I rushed to Italy to check it out. Long desk-bound months eating cake to get through the after noons had taken their toll.
Muffin-topped and slackjowled, I wasn’t that surprised when my editor began to hint that maybe it was time I headed out to review a health spa. Where to choose?
California’s Ashram, with 6 am starts and 19-mile hikes; coloncleansing at The Spa on Koh Samui; or Miami’s Pritikin, where alcohol, caffeine, dairy and sugar are banned? Unappetising prospects all. But then I discovered there is another way: a new spa experience that promises to be far more my cup of tea.
Sugar-coated luxury The moment the porter closes the bedroom door behind him, it’s clear I’ve come to the right place — L’Andana in Tuscany which is probably the only spa in the world where the reception area features two menus: one for treatments, body wraps, scrubs, facials and the like; the other for tea and cakes.
While many spas take guidance from ayurvedic gurus and other such ascetics, L’Andana’s regime is designed in consultation with a pastry chef. All this is less surprising when you learn that the spa, or ‘beauty farm’ as it calls itself, is the latest venture of Alain Ducasse, who, on the basis of Michelin-star tallies, is the world’s number one chef.
“While being groomed with natural products, you can savour delicate pastries,” says Ducasse. “Being pampered, feeling relaxed and at the same time being offered some gourmet food: that’s a true bliss.”
Feels like heaven The high concept is that each spa procedure is matched to a particular cake, mousse or tart and a freshlymade herbal tea, which work together to complement the spa treatment.
So, for example, a soya milk pannacotta with seasonal fruits is recommended after an intensive facial, while a ‘life-saving back massage’ should be followed by a bitter chocolate mousse. Ingredients for the teas (rosemary, lemon, fennel flower, elderberry and sage) and the cakes are picked from the surrounding gardens.
Which food goes with which treatment was thrashed out at a summit between Ducasse, his patissier Nicolas Berger and experts from British spa designer.
Quite how this beneficial interface between food and treatment is meant to work seems to have been lost in the murky world of spa science.
I signed up for a holistic back, face and scalp massage with hot stones, for which Elisa, my therapist, prescribed a thin lavender tart and an infusion of camomile and wild rose.
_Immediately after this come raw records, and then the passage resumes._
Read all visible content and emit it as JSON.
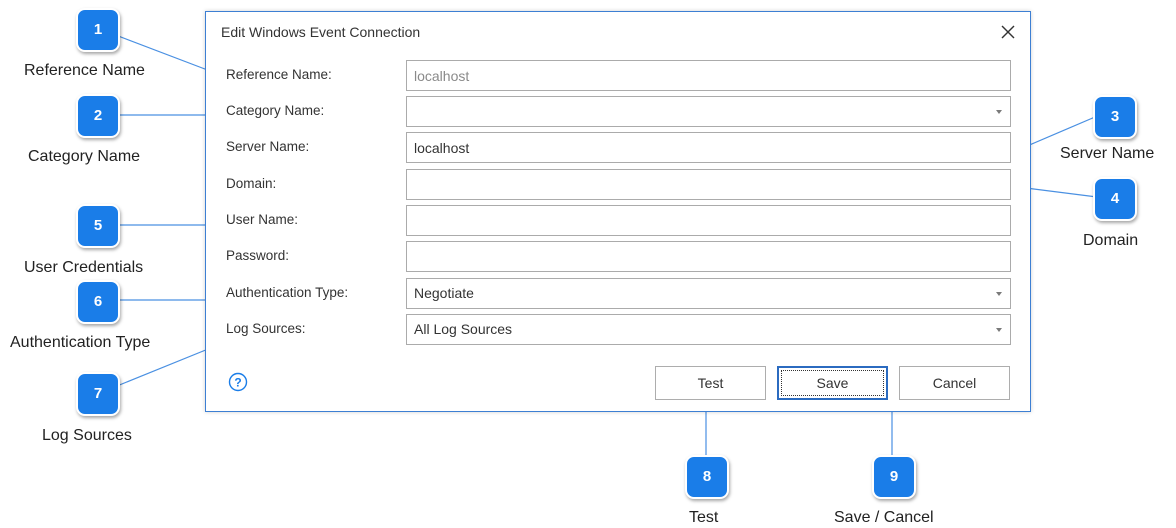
{
  "dialog": {
    "title": "Edit Windows Event Connection",
    "fields": {
      "reference_name": {
        "label": "Reference Name:",
        "value": "localhost"
      },
      "category_name": {
        "label": "Category Name:",
        "value": ""
      },
      "server_name": {
        "label": "Server Name:",
        "value": "localhost"
      },
      "domain": {
        "label": "Domain:",
        "value": ""
      },
      "user_name": {
        "label": "User Name:",
        "value": ""
      },
      "password": {
        "label": "Password:",
        "value": ""
      },
      "authentication_type": {
        "label": "Authentication Type:",
        "value": "Negotiate"
      },
      "log_sources": {
        "label": "Log Sources:",
        "value": "All Log Sources"
      }
    },
    "buttons": {
      "test": "Test",
      "save": "Save",
      "cancel": "Cancel"
    }
  },
  "callouts": [
    {
      "number": "1",
      "label": "Reference Name"
    },
    {
      "number": "2",
      "label": "Category Name"
    },
    {
      "number": "3",
      "label": "Server Name"
    },
    {
      "number": "4",
      "label": "Domain"
    },
    {
      "number": "5",
      "label": "User Credentials"
    },
    {
      "number": "6",
      "label": "Authentication Type"
    },
    {
      "number": "7",
      "label": "Log Sources"
    },
    {
      "number": "8",
      "label": "Test"
    },
    {
      "number": "9",
      "label": "Save / Cancel"
    }
  ],
  "colors": {
    "badge": "#1a7de8",
    "accent_border": "#3d7fd3",
    "leader_line": "#4a90e2"
  }
}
Lavender aromatherapy oils would be used in the treatment, she said and the ‘very strong’ smell of the freshly made infusion would aid relaxation.
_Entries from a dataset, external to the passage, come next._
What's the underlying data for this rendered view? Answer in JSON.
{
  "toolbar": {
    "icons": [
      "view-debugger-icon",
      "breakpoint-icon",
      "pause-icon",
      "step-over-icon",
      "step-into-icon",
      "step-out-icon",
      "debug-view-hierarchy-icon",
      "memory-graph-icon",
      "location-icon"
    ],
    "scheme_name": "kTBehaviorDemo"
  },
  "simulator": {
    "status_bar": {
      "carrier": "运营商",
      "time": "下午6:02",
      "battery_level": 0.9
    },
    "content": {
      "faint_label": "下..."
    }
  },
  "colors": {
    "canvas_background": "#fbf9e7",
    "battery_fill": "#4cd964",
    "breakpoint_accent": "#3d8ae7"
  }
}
Anyway, when Elisa spent an hour or so kneading my back with hot volcanic stones, “stimulating and balancing vital energy points”, before giving me an oriental head massage ‘to calm the spirit and ease facial tension’, I was led to a poolside lounger, where cake was placed in one hand, cup in the other.
It felt supremely relaxing: the tart was tasty and the tea was packed with fresh flowers and leaves. But let’s not get carried away. Only in the parallel universe of PR could tea, cakes and a nice sitdown be called a “fusion of exceptional cuisine and outstanding spa innovation”.